Toujours dans l’esprit d’une certaine improvisation, les deux compères guitaristes  s’observent, se hasardent à émettre un son, un deuxième plus violent et coup d’œil furtif à Charlie Watts qui déclenche et çà explose. Les sons puissants s’harmonisent mieux et l’éternel jeune homme en marche pulvérise l’image de « Johnnie Walker », prend le micro, çà y est, il avance, il court, il vole et il vrille. (environ 10 000 km de scènes parcourus dans sa carrière). La voix est placée, les 3 complices sont à l’ouvrage, sans oublier l’accompagnement de très grands professionnels, pianiste, guitare basse, sax et l’immense choriste qui complètent ce festival de talent. Mike Jagger aussi classieux dans sa démarche de prononciation du français que dans sa façon de marcher, nous explique qu’ils terminent cette grande tournée « no filter » par la « Frransse » ! et que précédemment ils se sont échappés de Hollande tout en rappelant « -les français aussi ! »(so british !). Keith Richards tend amicalement l’harmonica à Mike et un blues génial débute, suivi des miaulements langoureux côté guitare. Puis ce dernier vient chanter « Angie » divinement certes mais aussi valorisé par l’extraordinaire accompagnement sur guitare sèche de Keith Richards. La face aussi burinée que l’était celle de Manitas, ses doigts pincent, relâchent, glissent et rythment des sons très purs. De son côté Ron Wood (Ronnie du Bois de  Boulogne, comme le qualifie M.J.) est omniprésent. En superbe condition physique, il a l’œil sur tout en permanence et se déplace également tout en jouant avec une grande précision. Tel un Guy Novès avec une tignasse de torero andalou, il maîtrise complètement l’affaire et son petit monde. Quand retenti l’intro de « Paint in black », morceau fétiche de Keith, Charlie Watts aux baguettes, concentré dans son art, cesse de serrer ses lèvres et se mordille la langue. A la fin  de ce merveilleux titre il ouvre enfin la bouche et dévoile son chaleureux sourire. Curieusement, dès qu’il se lève et se déplace loin de sa caisse claire, il porte les traits  majestueux d’un chef de grand orchestre classique. De son côté Mike Jagger, véritable homme orchestre, passant de l’harmonica à la guitare et du chant à la danse, est toujours aussi époustouflant. Même  s’il est toujours un grand sportif, il est gorgé d’énergie et je le soupçonne de se nourrir du regard affectif et admiratif de ses trois complices pour puiser dans cette force commune du groupe.

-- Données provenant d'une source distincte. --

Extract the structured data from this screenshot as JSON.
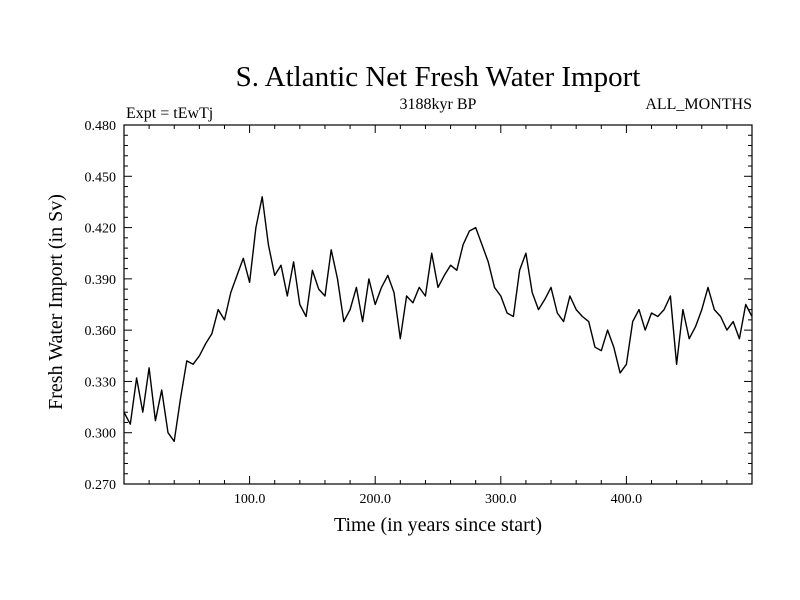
{
  "chart_data": {
    "type": "line",
    "title": "S. Atlantic Net Fresh Water Import",
    "subtitle_left": "Expt = tEwTj",
    "subtitle_center": "3188kyr BP",
    "subtitle_right": "ALL_MONTHS",
    "xlabel": "Time (in years since start)",
    "ylabel": "Fresh Water Import (in Sv)",
    "xlim": [
      0,
      500
    ],
    "ylim": [
      0.27,
      0.48
    ],
    "x_ticks": [
      100,
      200,
      300,
      400
    ],
    "x_tick_labels": [
      "100.0",
      "200.0",
      "300.0",
      "400.0"
    ],
    "y_ticks": [
      0.27,
      0.3,
      0.33,
      0.36,
      0.39,
      0.42,
      0.45,
      0.48
    ],
    "y_tick_labels": [
      "0.270",
      "0.300",
      "0.330",
      "0.360",
      "0.390",
      "0.420",
      "0.450",
      "0.480"
    ],
    "grid": false,
    "series": [
      {
        "name": "Fresh Water Import",
        "color": "#000000",
        "x": [
          0,
          5,
          10,
          15,
          20,
          25,
          30,
          35,
          40,
          45,
          50,
          55,
          60,
          65,
          70,
          75,
          80,
          85,
          90,
          95,
          100,
          105,
          110,
          115,
          120,
          125,
          130,
          135,
          140,
          145,
          150,
          155,
          160,
          165,
          170,
          175,
          180,
          185,
          190,
          195,
          200,
          205,
          210,
          215,
          220,
          225,
          230,
          235,
          240,
          245,
          250,
          255,
          260,
          265,
          270,
          275,
          280,
          285,
          290,
          295,
          300,
          305,
          310,
          315,
          320,
          325,
          330,
          335,
          340,
          345,
          350,
          355,
          360,
          365,
          370,
          375,
          380,
          385,
          390,
          395,
          400,
          405,
          410,
          415,
          420,
          425,
          430,
          435,
          440,
          445,
          450,
          455,
          460,
          465,
          470,
          475,
          480,
          485,
          490,
          495,
          500
        ],
        "values": [
          0.312,
          0.305,
          0.332,
          0.312,
          0.338,
          0.307,
          0.325,
          0.3,
          0.295,
          0.32,
          0.342,
          0.34,
          0.345,
          0.352,
          0.358,
          0.372,
          0.366,
          0.382,
          0.392,
          0.402,
          0.388,
          0.42,
          0.438,
          0.41,
          0.392,
          0.398,
          0.38,
          0.4,
          0.375,
          0.368,
          0.395,
          0.384,
          0.38,
          0.407,
          0.39,
          0.365,
          0.372,
          0.385,
          0.365,
          0.39,
          0.375,
          0.385,
          0.392,
          0.382,
          0.355,
          0.38,
          0.376,
          0.385,
          0.38,
          0.405,
          0.385,
          0.392,
          0.398,
          0.395,
          0.41,
          0.418,
          0.42,
          0.41,
          0.4,
          0.385,
          0.38,
          0.37,
          0.368,
          0.395,
          0.405,
          0.382,
          0.372,
          0.378,
          0.385,
          0.37,
          0.365,
          0.38,
          0.372,
          0.368,
          0.365,
          0.35,
          0.348,
          0.36,
          0.35,
          0.335,
          0.34,
          0.365,
          0.372,
          0.36,
          0.37,
          0.368,
          0.372,
          0.38,
          0.34,
          0.372,
          0.355,
          0.362,
          0.372,
          0.385,
          0.372,
          0.368,
          0.36,
          0.365,
          0.355,
          0.375,
          0.368
        ]
      }
    ]
  }
}
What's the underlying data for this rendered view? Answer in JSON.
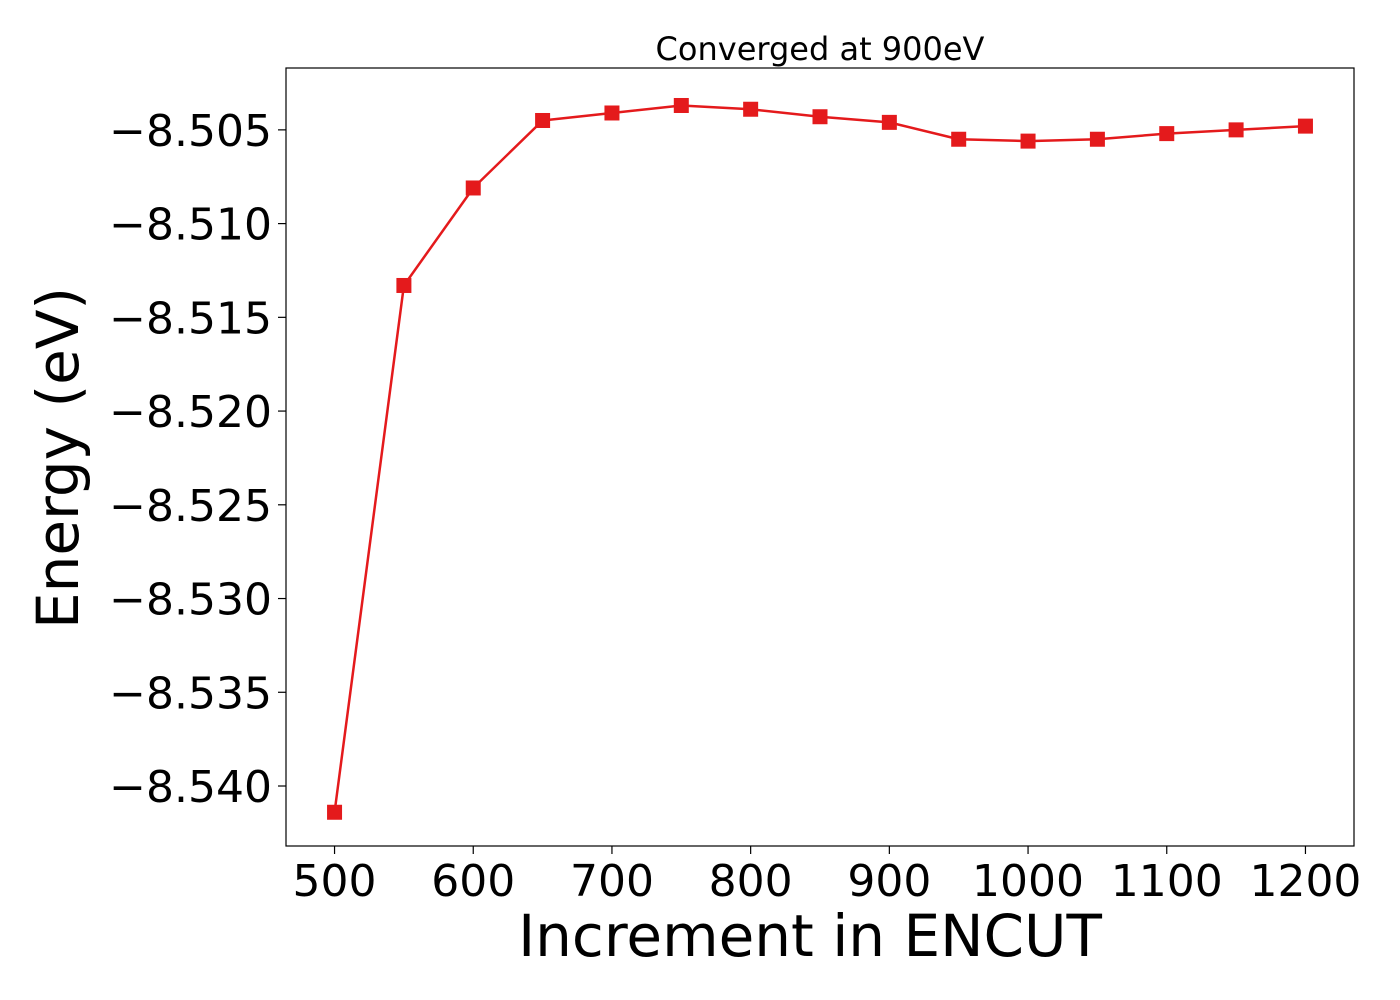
{
  "chart_data": {
    "type": "line",
    "title": "Converged at 900eV",
    "xlabel": "Increment in ENCUT",
    "ylabel": "Energy (eV)",
    "xlim": [
      465,
      1235
    ],
    "ylim": [
      -8.5432,
      -8.5017
    ],
    "xticks": [
      500,
      600,
      700,
      800,
      900,
      1000,
      1100,
      1200
    ],
    "yticks": [
      -8.505,
      -8.51,
      -8.515,
      -8.52,
      -8.525,
      -8.53,
      -8.535,
      -8.54
    ],
    "grid": false,
    "legend": "none",
    "series": [
      {
        "color": "#e41a1c",
        "marker": "square",
        "x": [
          500,
          550,
          600,
          650,
          700,
          750,
          800,
          850,
          900,
          950,
          1000,
          1050,
          1100,
          1150,
          1200
        ],
        "y": [
          -8.5414,
          -8.5133,
          -8.5081,
          -8.5045,
          -8.5041,
          -8.5037,
          -8.5039,
          -8.5043,
          -8.5046,
          -8.5055,
          -8.5056,
          -8.5055,
          -8.5052,
          -8.505,
          -8.5048
        ]
      }
    ]
  }
}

Parmi les diverses guitares qu’ils ont fait souffrir, voire torturer, pour aller chercher des sonorités si exclusives, nous avons assisté à un défilé exceptionnel dont certaines semblaient sortir de cet ouvrage fétiche sur les guitares légendaires : « Foxyladyproject » (ouvrage rouge – 1 ,09 x 0,48 – photos grandeur nature de Maxime Ruiz et textes de Christian Séguret). Quel moment insolite quand Keith rigolard, donne de sa puissante voix au micro, puis bouge accroupi comme un prédateur en chasse, la guitare au ras du sol avec les doigts en pleine extraction de sons fascinants. Un regard et Ronnie se baisse à son tour pour cueillir de l’exceptionnel avec ses doigts d’or. Oui les Stones, vous nous avez comblés de bonheur. Malgré votre grande et longue tournée bien sûr organisée, vous avez su garder cette spontanéité, cette possibilité d’être perfectibles et avant tout le côté rebelle de vos débuts.

En conclusion : un final magistral avec « Satisfaction ». Surtout ne changez rien puisque vous n’avez jamais changé.

Nous avons quitté la U ARENA en plein bonheur avec une seule envie qui pour moi est le meilleur des compliments : REVENIR. Un grand bravo à la famille Lorenzetti pour avoir su bâtir ce morceau de paradis. Souhaitons aussi au Président du Racing 92 l’autre casquette de Jacky Lorenzetti) que les dieux de ce nouveau stade trouvent leurs bons repères ainsi que les bonnes inspirations et les initiatives ambitieuses le 22 Décembre pour le 1er grand match du TOP 14 dans cet écrin.